[WATCH] Delia accuses Abela of being reactive in COVID-19 response

Opposition leader Adrian Delia: government merely reacting to circumstances, instead of planning ahead

Adrian Delia
Adrian Delia

Opposition leader Adrian Delia has claimed government is being reactive to COVID-19 events, failing to provide safeguards for worker and prevent hundreds of lay-offs and company closures.

“The government was forced to introduce three economic packages in a matter of days because after the first two packages were announced, even the social partners criticised the measures introduced,” he said. “And although the third package went further than the first two, it too provided assistance to a mere 60,000 out of over 160,000 workers in Malta.”

Delia said many more will be lost if government delays further in providing blanket assistance to all workers and self-employed. “The government should already have in place plans to implement in three weeks’ and three months’ time. Instead it is obvious the government is merely reacting to events and pressure.”

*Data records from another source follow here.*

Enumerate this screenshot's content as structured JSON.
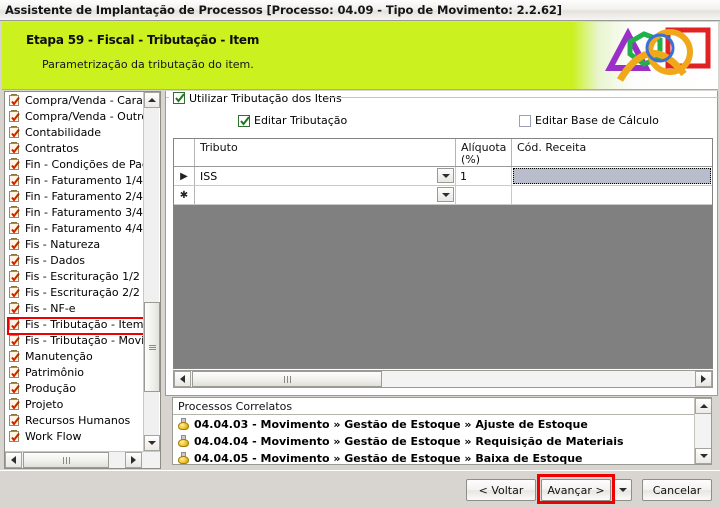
{
  "window": {
    "title": "Assistente de Implantação de Processos [Processo: 04.09 - Tipo de Movimento: 2.2.62]"
  },
  "banner": {
    "title": "Etapa 59 - Fiscal - Tributação - Item",
    "subtitle": "Parametrização da tributação do item.",
    "bg_color": "#cbf11f",
    "logo_name": "company-logo"
  },
  "sidebar": {
    "items": [
      {
        "label": "Compra/Venda - Caracte",
        "icon": "clipboard-check-icon"
      },
      {
        "label": "Compra/Venda - Outros",
        "icon": "clipboard-check-icon"
      },
      {
        "label": "Contabilidade",
        "icon": "clipboard-check-icon"
      },
      {
        "label": "Contratos",
        "icon": "clipboard-check-icon"
      },
      {
        "label": "Fin - Condições de Paga",
        "icon": "clipboard-check-icon"
      },
      {
        "label": "Fin - Faturamento 1/4",
        "icon": "clipboard-check-icon"
      },
      {
        "label": "Fin - Faturamento 2/4",
        "icon": "clipboard-check-icon"
      },
      {
        "label": "Fin - Faturamento 3/4",
        "icon": "clipboard-check-icon"
      },
      {
        "label": "Fin - Faturamento 4/4",
        "icon": "clipboard-check-icon"
      },
      {
        "label": "Fis - Natureza",
        "icon": "clipboard-check-icon"
      },
      {
        "label": "Fis - Dados",
        "icon": "clipboard-check-icon"
      },
      {
        "label": "Fis - Escrituração 1/2",
        "icon": "clipboard-check-icon"
      },
      {
        "label": "Fis - Escrituração 2/2",
        "icon": "clipboard-check-icon"
      },
      {
        "label": "Fis - NF-e",
        "icon": "clipboard-check-icon"
      },
      {
        "label": "Fis - Tributação - Item",
        "icon": "clipboard-check-icon"
      },
      {
        "label": "Fis - Tributação - Movim",
        "icon": "clipboard-check-icon"
      },
      {
        "label": "Manutenção",
        "icon": "clipboard-check-icon"
      },
      {
        "label": "Patrimônio",
        "icon": "clipboard-check-icon"
      },
      {
        "label": "Produção",
        "icon": "clipboard-check-icon"
      },
      {
        "label": "Projeto",
        "icon": "clipboard-check-icon"
      },
      {
        "label": "Recursos Humanos",
        "icon": "clipboard-check-icon"
      },
      {
        "label": "Work Flow",
        "icon": "clipboard-check-icon"
      }
    ],
    "highlighted_item_index": 14,
    "highlight_color": "#ee0000"
  },
  "main": {
    "group_checkbox": {
      "label": "Utilizar Tributação dos Itens",
      "checked": true
    },
    "checkboxes": [
      {
        "label": "Editar Tributação",
        "checked": true
      },
      {
        "label": "Editar Base de Cálculo",
        "checked": false
      }
    ],
    "grid": {
      "columns": [
        "Tributo",
        "Alíquota\n(%)",
        "Cód. Receita"
      ],
      "rows": [
        {
          "indicator": "▶",
          "tributo": "ISS",
          "aliquota": "1",
          "cod_receita": "",
          "selected_cell": "cod_receita"
        },
        {
          "indicator": "✱",
          "tributo": "",
          "aliquota": "",
          "cod_receita": "",
          "selected_cell": ""
        }
      ],
      "empty_area_color": "#808080"
    },
    "correlatos": {
      "header": "Processos Correlatos",
      "items": [
        {
          "label": "04.04.03 - Movimento » Gestão de Estoque » Ajuste de Estoque",
          "icon": "bell-icon"
        },
        {
          "label": "04.04.04 - Movimento » Gestão de Estoque » Requisição de Materiais",
          "icon": "bell-icon"
        },
        {
          "label": "04.04.05 - Movimento » Gestão de Estoque » Baixa de Estoque",
          "icon": "bell-icon"
        }
      ]
    }
  },
  "buttons": {
    "back": "< Voltar",
    "next": "Avançar >",
    "dropdown": "▼",
    "cancel": "Cancelar",
    "highlighted": "next",
    "highlight_color": "#ee0000"
  }
}
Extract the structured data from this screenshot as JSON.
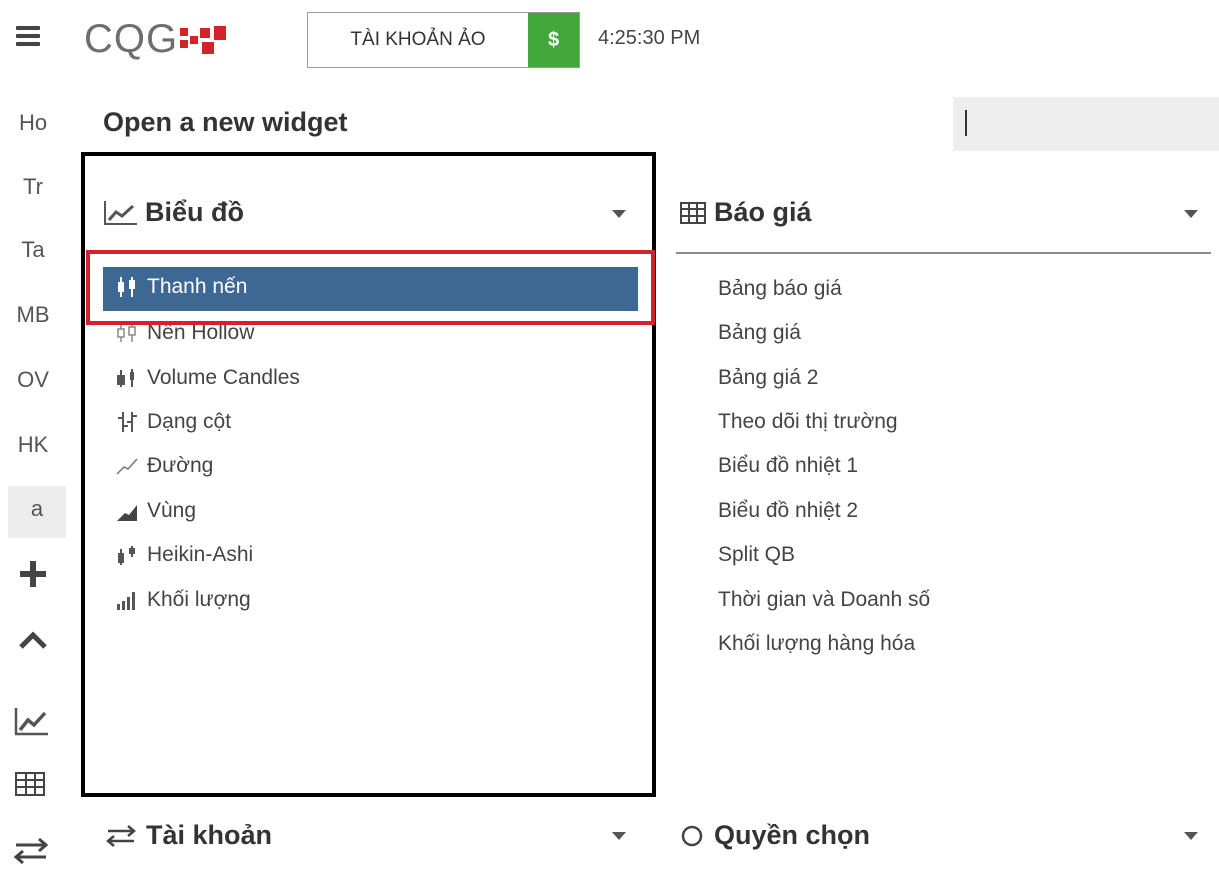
{
  "header": {
    "logo_text": "CQG",
    "account_label": "TÀI KHOẢN ẢO",
    "dollar_symbol": "$",
    "time": "4:25:30 PM"
  },
  "rail": {
    "items": [
      "Ho",
      "Tr",
      "Ta",
      "MB",
      "OV",
      "HK",
      "a"
    ]
  },
  "page": {
    "title": "Open a new widget",
    "search_value": ""
  },
  "charts": {
    "title": "Biểu đồ",
    "items": [
      "Thanh nến",
      "Nến Hollow",
      "Volume Candles",
      "Dạng cột",
      "Đường",
      "Vùng",
      "Heikin-Ashi",
      "Khối lượng"
    ],
    "selected_index": 0
  },
  "quotes": {
    "title": "Báo giá",
    "items": [
      "Bảng báo giá",
      "Bảng giá",
      "Bảng giá 2",
      "Theo dõi thị trường",
      "Biểu đồ nhiệt 1",
      "Biểu đồ nhiệt 2",
      "Split QB",
      "Thời gian và Doanh số",
      "Khối lượng hàng hóa"
    ]
  },
  "accounts": {
    "title": "Tài khoản"
  },
  "options": {
    "title": "Quyền chọn"
  },
  "colors": {
    "selected_row": "#3d6894",
    "highlight_frame": "#d2232a",
    "dollar_button": "#43a83c",
    "logo_red": "#d2232a"
  },
  "icons": {
    "menu": "hamburger-icon",
    "chart_section": "line-chart-icon",
    "quote_section": "grid-table-icon",
    "account_section": "transfer-arrows-icon",
    "options_section": "circle-icon"
  }
}
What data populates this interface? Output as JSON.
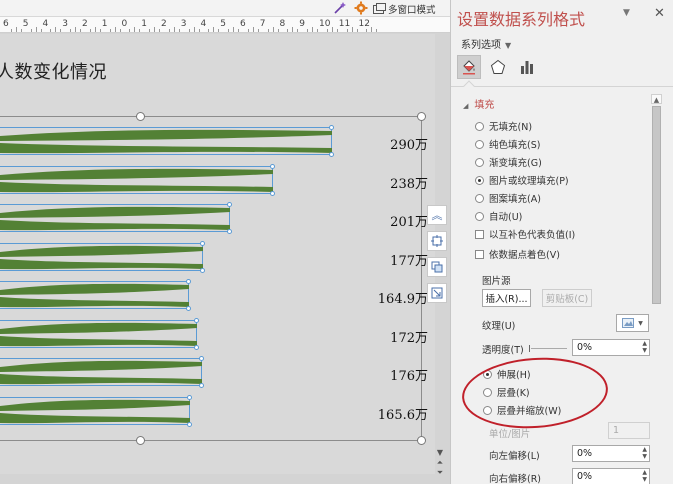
{
  "toolbar": {
    "multi_window_label": "多窗口模式",
    "icons": [
      "magic-wand-icon",
      "settings-gear-icon",
      "window-icon"
    ]
  },
  "ruler": {
    "numbers": [
      "6",
      "5",
      "4",
      "3",
      "2",
      "1",
      "0",
      "1",
      "2",
      "3",
      "4",
      "5",
      "6",
      "7",
      "8",
      "9",
      "10",
      "11",
      "12"
    ]
  },
  "slide": {
    "title": "人数变化情况",
    "bar_color": "#538135",
    "selection_color": "#5b9bd5"
  },
  "chart_data": {
    "type": "bar",
    "orientation": "horizontal",
    "categories": [
      "",
      "",
      "",
      "",
      "",
      "",
      "",
      ""
    ],
    "values": [
      290,
      238,
      201,
      177,
      164.9,
      172,
      176,
      165.6
    ],
    "data_labels": [
      "290万",
      "238万",
      "201万",
      "177万",
      "164.9万",
      "172万",
      "176万",
      "165.6万"
    ],
    "unit": "万",
    "fill": "picture",
    "title": "",
    "xlabel": "",
    "ylabel": ""
  },
  "float_tools": [
    "collapse-up-icon",
    "target-icon",
    "layers-icon",
    "resize-icon"
  ],
  "pane": {
    "title": "设置数据系列格式",
    "tab_label": "系列选项",
    "icons": [
      "paint-bucket-icon",
      "pentagon-icon",
      "bar-chart-icon"
    ],
    "fill_section": "填充",
    "fill_options": [
      {
        "label": "无填充(N)",
        "selected": false
      },
      {
        "label": "纯色填充(S)",
        "selected": false
      },
      {
        "label": "渐变填充(G)",
        "selected": false
      },
      {
        "label": "图片或纹理填充(P)",
        "selected": true
      },
      {
        "label": "图案填充(A)",
        "selected": false
      },
      {
        "label": "自动(U)",
        "selected": false
      }
    ],
    "checkbox_invert": "以互补色代表负值(I)",
    "checkbox_vary": "依数据点着色(V)",
    "picture_source_label": "图片源",
    "insert_button": "插入(R)...",
    "clipboard_button": "剪贴板(C)",
    "texture_label": "纹理(U)",
    "transparency_label": "透明度(T)",
    "transparency_value": "0%",
    "stretch_options": [
      {
        "label": "伸展(H)",
        "selected": true
      },
      {
        "label": "层叠(K)",
        "selected": false
      },
      {
        "label": "层叠并缩放(W)",
        "selected": false
      }
    ],
    "units_label": "单位/图片",
    "units_value": "1",
    "offset_left_label": "向左偏移(L)",
    "offset_left_value": "0%",
    "offset_right_label": "向右偏移(R)",
    "offset_right_value": "0%",
    "highlight_color": "#c0202a"
  }
}
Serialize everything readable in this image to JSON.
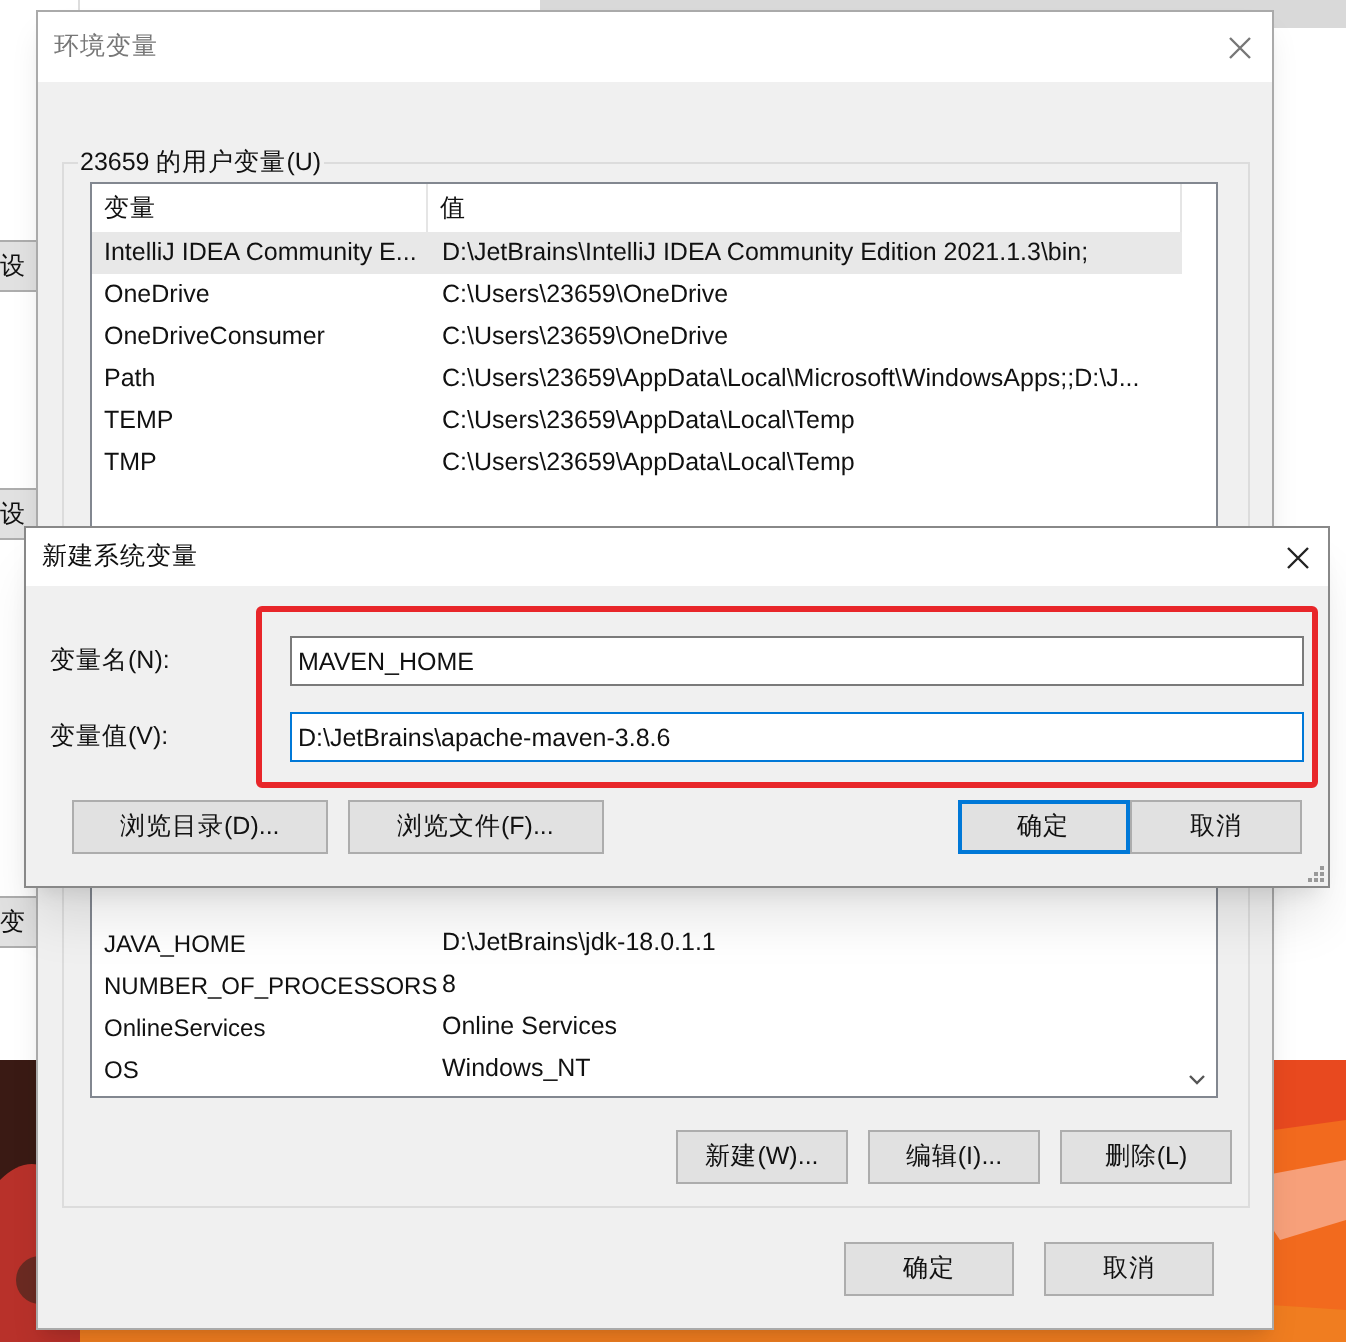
{
  "background_window": {
    "buttons": [
      "设",
      "设",
      "变"
    ]
  },
  "main_dialog": {
    "title": "环境变量",
    "user_group": {
      "label": "23659 的用户变量(U)",
      "columns": [
        "变量",
        "值"
      ],
      "rows": [
        {
          "name": "IntelliJ IDEA Community E...",
          "value": "D:\\JetBrains\\IntelliJ IDEA Community Edition 2021.1.3\\bin;",
          "selected": true
        },
        {
          "name": "OneDrive",
          "value": "C:\\Users\\23659\\OneDrive",
          "selected": false
        },
        {
          "name": "OneDriveConsumer",
          "value": "C:\\Users\\23659\\OneDrive",
          "selected": false
        },
        {
          "name": "Path",
          "value": "C:\\Users\\23659\\AppData\\Local\\Microsoft\\WindowsApps;;D:\\J...",
          "selected": false
        },
        {
          "name": "TEMP",
          "value": "C:\\Users\\23659\\AppData\\Local\\Temp",
          "selected": false
        },
        {
          "name": "TMP",
          "value": "C:\\Users\\23659\\AppData\\Local\\Temp",
          "selected": false
        }
      ]
    },
    "system_group": {
      "rows": [
        {
          "name": "JAVA_HOME",
          "value": "D:\\JetBrains\\jdk-18.0.1.1"
        },
        {
          "name": "NUMBER_OF_PROCESSORS",
          "value": "8"
        },
        {
          "name": "OnlineServices",
          "value": "Online Services"
        },
        {
          "name": "OS",
          "value": "Windows_NT"
        }
      ],
      "buttons": [
        "新建(W)...",
        "编辑(I)...",
        "删除(L)"
      ]
    },
    "buttons": [
      "确定",
      "取消"
    ]
  },
  "new_dialog": {
    "title": "新建系统变量",
    "fields": [
      {
        "label": "变量名(N):",
        "value": "MAVEN_HOME",
        "focused": false
      },
      {
        "label": "变量值(V):",
        "value": "D:\\JetBrains\\apache-maven-3.8.6",
        "focused": true
      }
    ],
    "buttons": [
      {
        "label": "浏览目录(D)...",
        "default": false
      },
      {
        "label": "浏览文件(F)...",
        "default": false
      },
      {
        "label": "确定",
        "default": true
      },
      {
        "label": "取消",
        "default": false
      }
    ]
  }
}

Thanking health workers on the COVID-19 frontline and other workers supplying essential services, Delia said it was worrying to see local transmissions of the coronavirus picking up. “If government had immediately heeded numerous calls to stop incoming flights from abroad, we would now not find ourselves in this stage,” he said.

Delia and PN MP Jason Azzopardi criticised a call for tenders for a prefabricated hospital to house and treat coronavirus patients. “We reached this point because Vitals and Steward Health Care did not do what the government has paid them to do. We not only threw away a quarter of a billion euros for nothing, but now – in a moment of crisis – we have to fork out more money to build new health facilities after the government gave away three public hospitals.”

The government had since stopped the tendering process, after claims of abuse emerged.

“It’s imperative that the government makes clear what accusations are being investigated to and to publish the report of the investigation into the claims. We hope the government has an alternative plan to this tender in place,” Delia said.

Azzopardi added that Abela was keeping in place a PPP contract with Steward that was costing the public €180,000 a day in pay-outs. “Robert Abela chose to keep in place a corrupt contract for 800 hospital beds that have never been provided. Abela preferred to place sick Maltese individuals in containers instead of taking back the three hospitals the Labour government gave away.”

Azzopardi said one of the bidders for the project is Charles Magro, a contractor who was a constituent of Abela’s from Qormi, and described as a “close friend of Labour’s” who had also supplied outdoor canopies for Abela’s leadership campaign.